Pero nosotros vivimos en un universo sin ideología, casi sin sentido y sin sustancia, sumido en la inmediatez. Privado de horizonte común en el que recolocar nuestras libertades actuales. Y por lo tanto, para que también nosotros respiremos, tenemos que trabajar para volver a inscribir a los individuos en perspectivas colectivas, el instante en el tiempo a largo plazo. Ya no solo romper cadenas, sino volver a enlazarlas.
Nuestros caminos divergen porque, aunque queremos lo mismo (una vida justa y libre en una sociedad en la que se pueda respirar), avanzamos desde dos puntos diferentes, incluso opuestos. Hacia dos destinos distintos. Aunque los mueva el mismo interés humanista. Hoy lo siento con más fuerza aún que hace diez años. La crisis política, social y filosófica en la que se empantanan las democracias liberales me ha hecho reflexionar, evolucionar y cambiar… Recibimos el legado de la libertad. Nos corresponde a nosotros hacer de ella algo más que la búsqueda frenética del bienestar personal.»

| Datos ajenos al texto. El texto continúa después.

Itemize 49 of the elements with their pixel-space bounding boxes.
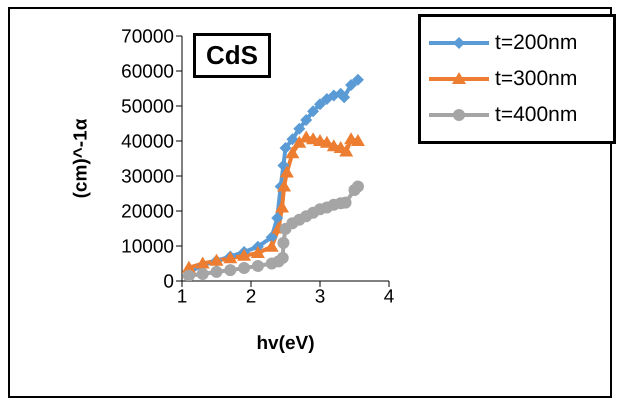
point	[252, 260, 264, 272]
x-tick-label: 3	[314, 286, 326, 308]
x-axis-title: hv(eV)	[256, 333, 315, 354]
point	[224, 264, 236, 276]
point	[345, 79, 358, 91]
legend-label: t=200nm	[495, 31, 578, 55]
point	[277, 180, 292, 192]
y-tick-label: 50000	[121, 96, 174, 118]
chart-title: CdS	[193, 33, 271, 78]
point	[320, 93, 333, 105]
point	[350, 134, 365, 146]
point	[352, 74, 364, 86]
y-tick-label: 70000	[121, 26, 174, 48]
y-tick-label: 10000	[121, 236, 174, 258]
point	[182, 270, 195, 281]
y-tick-label: 30000	[121, 166, 174, 188]
point	[276, 252, 289, 264]
y-tick-label: 60000	[121, 62, 174, 83]
legend-label: t=300nm	[495, 67, 578, 91]
point	[314, 98, 326, 110]
point	[293, 122, 306, 135]
point	[271, 212, 284, 224]
point	[238, 262, 250, 274]
point	[292, 136, 306, 148]
point	[237, 248, 252, 261]
point	[266, 231, 278, 244]
x-tick-label: 1	[176, 286, 188, 308]
point	[196, 268, 209, 280]
y-axis-title: (cm)^-1α	[70, 118, 92, 198]
point	[338, 91, 350, 104]
point	[285, 146, 300, 158]
point	[210, 266, 222, 278]
point	[339, 144, 354, 156]
y-tick-label: 40000	[121, 132, 174, 153]
point	[300, 114, 312, 126]
legend-label: t=400nm	[495, 103, 578, 127]
point	[196, 256, 210, 268]
point	[286, 133, 298, 146]
point	[307, 105, 320, 118]
point	[280, 142, 292, 154]
point	[277, 236, 290, 249]
y-tick-label: 20000	[121, 202, 174, 223]
point	[352, 180, 364, 192]
y-tick-label: 0	[163, 272, 174, 293]
x-tick-label: 4	[384, 286, 395, 308]
x-tick-label: 2	[246, 286, 256, 308]
point	[264, 240, 279, 252]
point	[280, 166, 294, 178]
point	[250, 246, 265, 258]
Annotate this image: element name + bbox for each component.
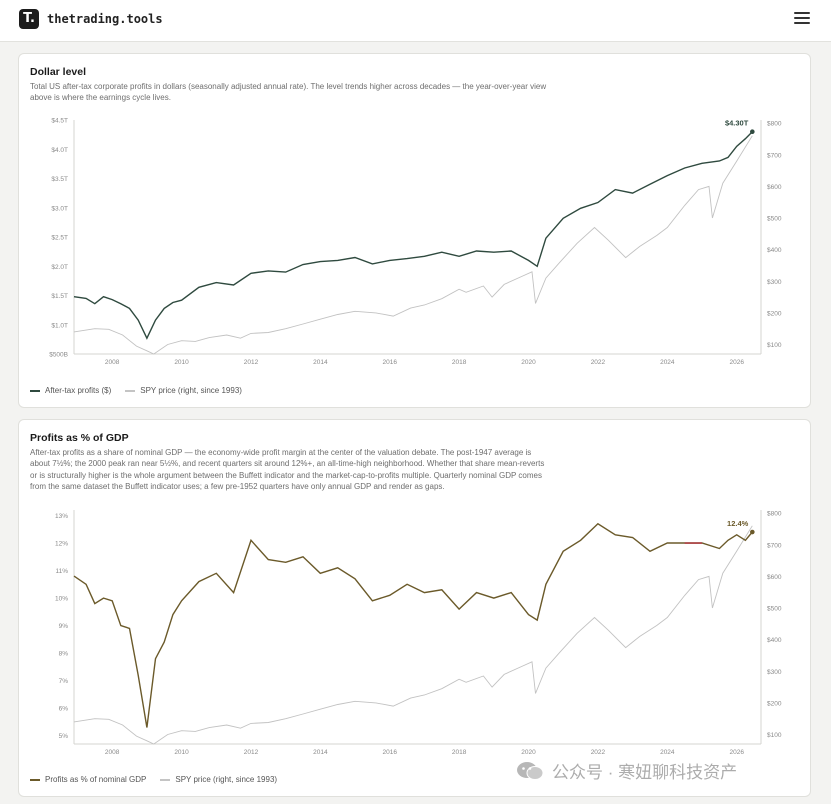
legend-label: Profits as % of nominal GDP — [45, 775, 147, 784]
profits-gdp-chart[interactable]: 5% 6% 7% 8% 9% 10% 11% 12% 13% $100 $200 $300 $400 $5… — [19, 506, 810, 766]
legend-label: SPY price (right, since 1993) — [140, 386, 242, 395]
y-left-tick-label: 10% — [55, 596, 68, 603]
y-left-tick-label: $500B — [49, 352, 68, 359]
top-bar: T. thetrading.tools — [0, 0, 831, 42]
y-right-tick-label: $500 — [767, 606, 782, 613]
end-value-label: $4.30T — [725, 119, 749, 128]
watermark-text: 公众号 · 寒妞聊科技资产 — [552, 763, 738, 782]
y-left-tick-label: $2.5T — [51, 235, 68, 242]
y-left-tick-label: $1.5T — [51, 293, 68, 300]
y-right-tick-label: $300 — [767, 279, 782, 286]
y-right-tick-label: $700 — [767, 542, 782, 549]
end-point-marker — [750, 529, 755, 535]
y-right-tick-label: $400 — [767, 247, 782, 254]
y-left-tick-label: $4.0T — [51, 147, 68, 154]
chart-title: Dollar level — [30, 66, 87, 78]
legend-label: SPY price (right, since 1993) — [175, 775, 278, 784]
x-tick-label: 2020 — [521, 359, 536, 366]
x-tick-label: 2024 — [660, 359, 675, 366]
legend-label: After-tax profits ($) — [45, 386, 112, 395]
chart-legend: Profits as % of nominal GDP SPY price (r… — [30, 775, 291, 784]
spy-price-line[interactable] — [73, 135, 753, 355]
legend-item-spy[interactable]: SPY price (right, since 1993) — [125, 386, 242, 395]
y-right-tick-label: $200 — [767, 310, 782, 317]
x-tick-label: 2026 — [729, 749, 744, 756]
profits-gdp-card: Profits as % of GDP After-tax profits as… — [18, 419, 811, 797]
y-right-tick-label: $300 — [767, 669, 782, 676]
end-point-marker — [750, 129, 755, 134]
y-right-tick-label: $600 — [767, 574, 782, 581]
legend-swatch — [30, 778, 40, 781]
y-right-tick-label: $500 — [767, 216, 782, 223]
x-tick-label: 2024 — [660, 749, 675, 756]
x-tick-label: 2014 — [313, 359, 328, 366]
chart-legend: After-tax profits ($) SPY price (right, … — [30, 386, 256, 395]
y-left-tick-label: 5% — [59, 733, 69, 740]
y-right-tick-label: $200 — [767, 700, 782, 707]
x-tick-label: 2010 — [174, 749, 189, 756]
logo-icon[interactable]: T. — [19, 9, 39, 29]
x-tick-label: 2016 — [383, 749, 398, 756]
watermark: 公众号 · 寒妞聊科技资产 — [516, 758, 737, 783]
brand-name[interactable]: thetrading.tools — [47, 12, 163, 26]
x-tick-label: 2018 — [452, 359, 467, 366]
main-series-line[interactable] — [73, 522, 753, 728]
legend-swatch — [160, 778, 171, 781]
legend-swatch — [125, 389, 136, 392]
legend-item-profits[interactable]: After-tax profits ($) — [30, 386, 111, 395]
y-right-tick-label: $100 — [767, 342, 782, 349]
chart-description: Total US after-tax corporate profits in … — [30, 82, 547, 103]
y-left-tick-label: $2.0T — [51, 264, 68, 271]
y-right-tick-label: $800 — [767, 511, 782, 518]
x-tick-label: 2012 — [244, 749, 259, 756]
y-left-tick-label: $3.5T — [51, 176, 68, 183]
x-tick-label: 2020 — [521, 749, 536, 756]
x-tick-label: 2022 — [591, 359, 606, 366]
legend-item-spy[interactable]: SPY price (right, since 1993) — [160, 775, 277, 784]
y-right-tick-label: $100 — [767, 732, 782, 739]
chart-description: After-tax profits as a share of nominal … — [30, 448, 545, 491]
y-left-tick-label: 9% — [59, 623, 69, 630]
x-tick-label: 2008 — [105, 359, 120, 366]
end-value-label: 12.4% — [727, 519, 749, 528]
x-tick-label: 2010 — [174, 359, 189, 366]
y-left-tick-label: 12% — [55, 541, 68, 548]
y-left-tick-label: 11% — [55, 568, 68, 575]
x-tick-label: 2014 — [313, 749, 328, 756]
x-tick-label: 2016 — [383, 359, 398, 366]
y-left-tick-label: 7% — [59, 678, 69, 685]
x-tick-label: 2012 — [244, 359, 259, 366]
legend-swatch — [30, 389, 40, 392]
y-right-tick-label: $400 — [767, 637, 782, 644]
x-tick-label: 2022 — [591, 749, 606, 756]
wechat-icon — [517, 761, 544, 780]
x-tick-label: 2008 — [105, 749, 120, 756]
y-left-tick-label: 6% — [59, 706, 69, 713]
hamburger-menu-icon[interactable] — [794, 12, 810, 26]
legend-item-profits-gdp[interactable]: Profits as % of nominal GDP — [30, 775, 146, 784]
y-left-tick-label: 13% — [55, 513, 68, 520]
y-left-tick-label: $3.0T — [51, 205, 68, 212]
y-left-tick-label: $4.5T — [51, 118, 68, 125]
spy-price-line[interactable] — [73, 525, 753, 745]
y-left-tick-label: 8% — [59, 651, 69, 658]
chart-title: Profits as % of GDP — [30, 432, 129, 444]
y-right-tick-label: $800 — [767, 121, 782, 128]
main-series-line[interactable] — [73, 131, 753, 340]
x-tick-label: 2018 — [452, 749, 467, 756]
dollar-level-card: Dollar level Total US after-tax corporat… — [18, 53, 811, 408]
dollar-level-chart[interactable]: $500B $1.0T $1.5T $2.0T $2.5T $3.0T $3.5T $4.0T… — [19, 116, 810, 376]
x-tick-label: 2026 — [729, 359, 744, 366]
y-left-tick-label: $1.0T — [51, 322, 68, 329]
y-right-tick-label: $600 — [767, 184, 782, 191]
y-right-tick-label: $700 — [767, 152, 782, 159]
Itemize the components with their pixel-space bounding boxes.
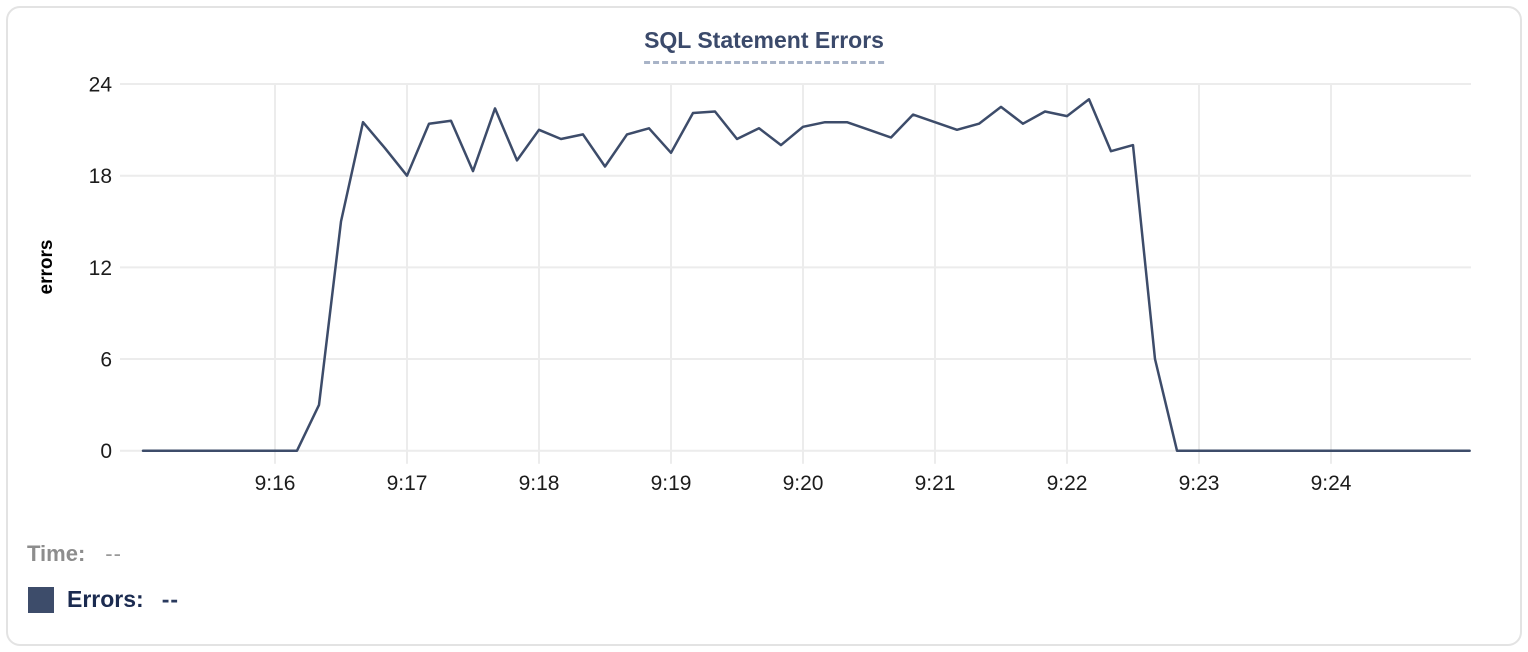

La catarsis cultural del mayo francés del 68 logró deconstruir distintos mitos, emanciparse de esas cadenas y plantearse en tratar de jugar la libertad positiva «en algo más que la búsqueda frenética del bienestar personal». Ahora bien, surgen distintas preguntas: ¿en qué consiste ese «algo más»? ¿es una búsqueda de trascendencia y plenitud? ¿es plantearse modalidades económicas, sociales y políticas de autogestión? ¿es reivindicar en el siglo XXI modalidades de anarquía? ¿es involucrar a otros en compartir de manera fraterna y solidaria todas las dimensiones de la vida? ¿cómo se hace para salir de la soledad y el individualismo, construyendo lo común, enlazarnos en redes, y no en cadenas o estructuras rígidas? ¿es construir nuevos mitos y una nueva mística? ¿podremos darle un sentido de cambio profundo para avanzar progresivamente a un mundo mejor?
El tiempo dirá si son sólo estas preguntas y cuales son las posibles respuestas de un camino que se hace al andar.